China’s economy expanded overall by 9.2 percent last year, compared to 10.3 percent in 2010. The fourth quarter growth of 8.9 percent, covering the last three months of the year, was China’s slowest quarterly growth in 2½ years.
China’s central government authorities have said the country’s 2012 growth could slow to around 8 percent.
The latest figures raised questions whether the fall-off in export orders from Europe and the continued sluggishness of the U.S. economy meant that China was in for a dramatic slowdown — a so-called “hard landing” — or whether the slowdown would be gradual and managed. The evidence from the data so far released suggested the slowing was real, though less marked than expected, but economists cautioned that more monthly data from December was needed.
“It’s very fragile,” said Patrick Chovanec, who teaches finance at Tsinghua University in Beijing. “If we’re at the beginning of a slowdown, we’re only at the very beginning.” He said the Chinese economy was still heavily dependent on investment spending to fuel growth, and now “it all depends on whether they can keep the investment boom going.”
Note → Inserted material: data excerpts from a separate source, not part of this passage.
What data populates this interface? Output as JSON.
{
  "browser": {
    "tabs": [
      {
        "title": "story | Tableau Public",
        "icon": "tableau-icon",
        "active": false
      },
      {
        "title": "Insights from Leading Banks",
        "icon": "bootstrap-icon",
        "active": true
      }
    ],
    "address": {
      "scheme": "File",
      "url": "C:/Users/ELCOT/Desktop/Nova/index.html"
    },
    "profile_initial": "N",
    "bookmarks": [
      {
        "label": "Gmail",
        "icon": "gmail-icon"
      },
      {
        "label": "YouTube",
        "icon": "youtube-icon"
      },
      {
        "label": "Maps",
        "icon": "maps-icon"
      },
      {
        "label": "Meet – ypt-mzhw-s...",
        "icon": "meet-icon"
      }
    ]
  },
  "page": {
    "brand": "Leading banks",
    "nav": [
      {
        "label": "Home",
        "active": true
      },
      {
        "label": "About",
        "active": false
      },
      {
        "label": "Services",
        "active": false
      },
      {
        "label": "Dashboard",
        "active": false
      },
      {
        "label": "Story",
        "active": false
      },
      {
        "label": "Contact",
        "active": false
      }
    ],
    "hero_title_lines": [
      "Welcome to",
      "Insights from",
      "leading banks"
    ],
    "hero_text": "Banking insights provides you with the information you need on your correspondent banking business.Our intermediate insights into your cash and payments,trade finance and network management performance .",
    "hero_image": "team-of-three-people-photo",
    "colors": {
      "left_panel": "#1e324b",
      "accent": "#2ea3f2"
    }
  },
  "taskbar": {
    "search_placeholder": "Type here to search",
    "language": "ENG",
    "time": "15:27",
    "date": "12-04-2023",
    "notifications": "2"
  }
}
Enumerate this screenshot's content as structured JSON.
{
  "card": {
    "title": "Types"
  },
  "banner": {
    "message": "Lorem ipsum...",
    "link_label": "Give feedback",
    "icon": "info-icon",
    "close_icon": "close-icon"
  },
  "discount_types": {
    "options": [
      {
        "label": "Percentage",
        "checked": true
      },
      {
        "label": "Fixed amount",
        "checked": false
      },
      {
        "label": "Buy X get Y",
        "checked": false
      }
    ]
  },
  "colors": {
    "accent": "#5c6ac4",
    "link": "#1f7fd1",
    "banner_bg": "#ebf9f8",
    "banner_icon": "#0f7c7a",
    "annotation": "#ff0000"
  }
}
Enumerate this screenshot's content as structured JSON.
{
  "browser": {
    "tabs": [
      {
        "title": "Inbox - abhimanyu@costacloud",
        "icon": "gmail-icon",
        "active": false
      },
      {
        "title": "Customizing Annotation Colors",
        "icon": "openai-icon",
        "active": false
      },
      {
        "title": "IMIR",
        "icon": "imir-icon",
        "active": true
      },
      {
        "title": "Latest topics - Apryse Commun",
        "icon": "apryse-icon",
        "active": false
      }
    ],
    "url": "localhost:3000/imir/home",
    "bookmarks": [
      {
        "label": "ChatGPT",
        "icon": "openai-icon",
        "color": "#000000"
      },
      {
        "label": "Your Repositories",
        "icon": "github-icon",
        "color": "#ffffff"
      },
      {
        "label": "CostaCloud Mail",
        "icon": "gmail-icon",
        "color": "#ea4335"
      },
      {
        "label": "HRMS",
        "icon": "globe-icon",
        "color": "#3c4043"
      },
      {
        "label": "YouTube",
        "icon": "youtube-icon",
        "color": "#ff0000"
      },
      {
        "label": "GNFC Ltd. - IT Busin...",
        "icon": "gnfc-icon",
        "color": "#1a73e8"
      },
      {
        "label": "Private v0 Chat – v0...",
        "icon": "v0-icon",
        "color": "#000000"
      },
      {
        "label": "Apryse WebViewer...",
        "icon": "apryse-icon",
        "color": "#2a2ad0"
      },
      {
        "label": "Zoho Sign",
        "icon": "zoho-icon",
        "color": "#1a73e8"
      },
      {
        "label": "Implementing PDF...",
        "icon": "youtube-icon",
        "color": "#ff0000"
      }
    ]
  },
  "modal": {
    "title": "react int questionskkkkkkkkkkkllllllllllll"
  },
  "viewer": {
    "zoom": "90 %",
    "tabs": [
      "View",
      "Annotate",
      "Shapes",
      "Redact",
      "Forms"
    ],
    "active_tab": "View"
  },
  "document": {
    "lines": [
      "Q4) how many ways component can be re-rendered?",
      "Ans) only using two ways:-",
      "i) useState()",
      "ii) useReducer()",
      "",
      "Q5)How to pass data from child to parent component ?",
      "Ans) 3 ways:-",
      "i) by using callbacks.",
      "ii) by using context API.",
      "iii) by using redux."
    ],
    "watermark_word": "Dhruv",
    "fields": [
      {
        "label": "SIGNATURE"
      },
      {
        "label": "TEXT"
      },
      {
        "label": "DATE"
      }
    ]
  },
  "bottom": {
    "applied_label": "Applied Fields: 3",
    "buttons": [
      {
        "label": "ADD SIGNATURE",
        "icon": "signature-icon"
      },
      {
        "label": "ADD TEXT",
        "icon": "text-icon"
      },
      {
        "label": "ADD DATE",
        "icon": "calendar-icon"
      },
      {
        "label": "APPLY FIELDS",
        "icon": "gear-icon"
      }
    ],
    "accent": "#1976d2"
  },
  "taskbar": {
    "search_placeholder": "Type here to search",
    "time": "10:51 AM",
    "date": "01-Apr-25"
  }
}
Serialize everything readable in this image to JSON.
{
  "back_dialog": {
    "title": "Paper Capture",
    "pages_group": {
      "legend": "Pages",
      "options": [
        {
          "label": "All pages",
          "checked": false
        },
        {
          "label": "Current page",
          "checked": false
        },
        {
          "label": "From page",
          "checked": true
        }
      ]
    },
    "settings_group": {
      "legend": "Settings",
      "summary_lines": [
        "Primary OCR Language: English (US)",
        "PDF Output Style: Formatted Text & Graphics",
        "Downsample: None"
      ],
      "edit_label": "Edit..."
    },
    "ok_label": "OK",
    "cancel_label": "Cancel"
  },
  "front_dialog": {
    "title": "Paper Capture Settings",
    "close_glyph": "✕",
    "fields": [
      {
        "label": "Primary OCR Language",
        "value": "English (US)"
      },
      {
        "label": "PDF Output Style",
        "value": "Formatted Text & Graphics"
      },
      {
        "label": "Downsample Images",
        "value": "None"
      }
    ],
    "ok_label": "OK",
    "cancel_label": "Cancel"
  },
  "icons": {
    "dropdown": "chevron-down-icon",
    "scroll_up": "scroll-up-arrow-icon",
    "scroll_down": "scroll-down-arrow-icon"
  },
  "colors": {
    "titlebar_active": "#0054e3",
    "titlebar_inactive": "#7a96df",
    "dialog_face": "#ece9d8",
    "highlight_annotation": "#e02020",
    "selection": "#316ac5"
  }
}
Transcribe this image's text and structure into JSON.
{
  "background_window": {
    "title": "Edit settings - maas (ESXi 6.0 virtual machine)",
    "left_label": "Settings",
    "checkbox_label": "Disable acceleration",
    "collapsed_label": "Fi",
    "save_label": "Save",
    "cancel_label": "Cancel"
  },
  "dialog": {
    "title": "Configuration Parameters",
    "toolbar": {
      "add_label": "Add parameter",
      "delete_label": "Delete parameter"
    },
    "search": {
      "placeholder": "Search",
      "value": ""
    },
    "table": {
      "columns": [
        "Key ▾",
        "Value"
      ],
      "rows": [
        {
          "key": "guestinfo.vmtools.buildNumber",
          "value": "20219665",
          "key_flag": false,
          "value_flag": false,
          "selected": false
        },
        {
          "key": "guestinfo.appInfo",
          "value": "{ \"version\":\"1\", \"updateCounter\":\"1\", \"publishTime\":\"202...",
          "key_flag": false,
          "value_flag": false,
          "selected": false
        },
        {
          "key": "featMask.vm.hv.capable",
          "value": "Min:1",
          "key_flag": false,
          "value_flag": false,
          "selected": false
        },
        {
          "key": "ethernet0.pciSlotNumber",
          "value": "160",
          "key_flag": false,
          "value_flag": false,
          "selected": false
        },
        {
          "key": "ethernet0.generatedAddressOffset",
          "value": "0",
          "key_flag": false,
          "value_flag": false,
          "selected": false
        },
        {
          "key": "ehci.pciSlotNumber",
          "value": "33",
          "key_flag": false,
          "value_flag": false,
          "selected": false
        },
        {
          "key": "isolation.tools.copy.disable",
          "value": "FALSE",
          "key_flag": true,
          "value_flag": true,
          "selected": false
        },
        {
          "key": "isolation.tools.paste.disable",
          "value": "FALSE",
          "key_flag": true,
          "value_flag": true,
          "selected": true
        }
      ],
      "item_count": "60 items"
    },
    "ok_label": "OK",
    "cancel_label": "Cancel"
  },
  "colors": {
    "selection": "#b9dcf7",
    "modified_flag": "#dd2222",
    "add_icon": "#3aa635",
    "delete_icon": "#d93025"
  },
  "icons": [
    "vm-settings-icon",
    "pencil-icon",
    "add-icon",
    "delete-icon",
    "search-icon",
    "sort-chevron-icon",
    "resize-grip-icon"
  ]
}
Part of the slowing is intentional — the government has wanted to stop the economy from overheating, particularly in the red-hot property sector. After a series of new government restrictions in the fastest-growing urban property markets — including higher down payments and restrictions on multiple-home ownership — overall investment in property in December fell to 12.3 percent. from 20.1 percent in November.
Real estate accounts for 13 percent of China’s economy, and it has been growing at about 28 percent a year, a pace some economists have called unsustainable. The run-up in real estate prices has allowed for massive government spending, as provinces and localities sell land and use land as collateral for large loans, raising the specter of a debt crisis similar to the debt crisis in the United States and Europe.
But that investment spending has also been called difficult to sustain over the long term, and potentially wasteful as the country builds infrastructure and office towers that it may have trouble using. “Investment is the growth that they have and that they can command,” Chovanec said. “They hope they can keep it going as long as they can.” But, he said, the country is “creating all this capacity on the assumption that someone’s going to use it at some point.”
Government officials have said their goal is to shift China away from a growth model built on exports and government-fueled investment to one led by domestic consumption. But while consumption showed signs of increasing, according to the December retail sales figures, economists said the growth was nowhere near strong enough yet to make up for the investment spending and exports.
Government officials also have been warning for the past year that high GDP growth was less important than making sure the growth was even and that Chinese citizens enjoyed improvement in their quality of life.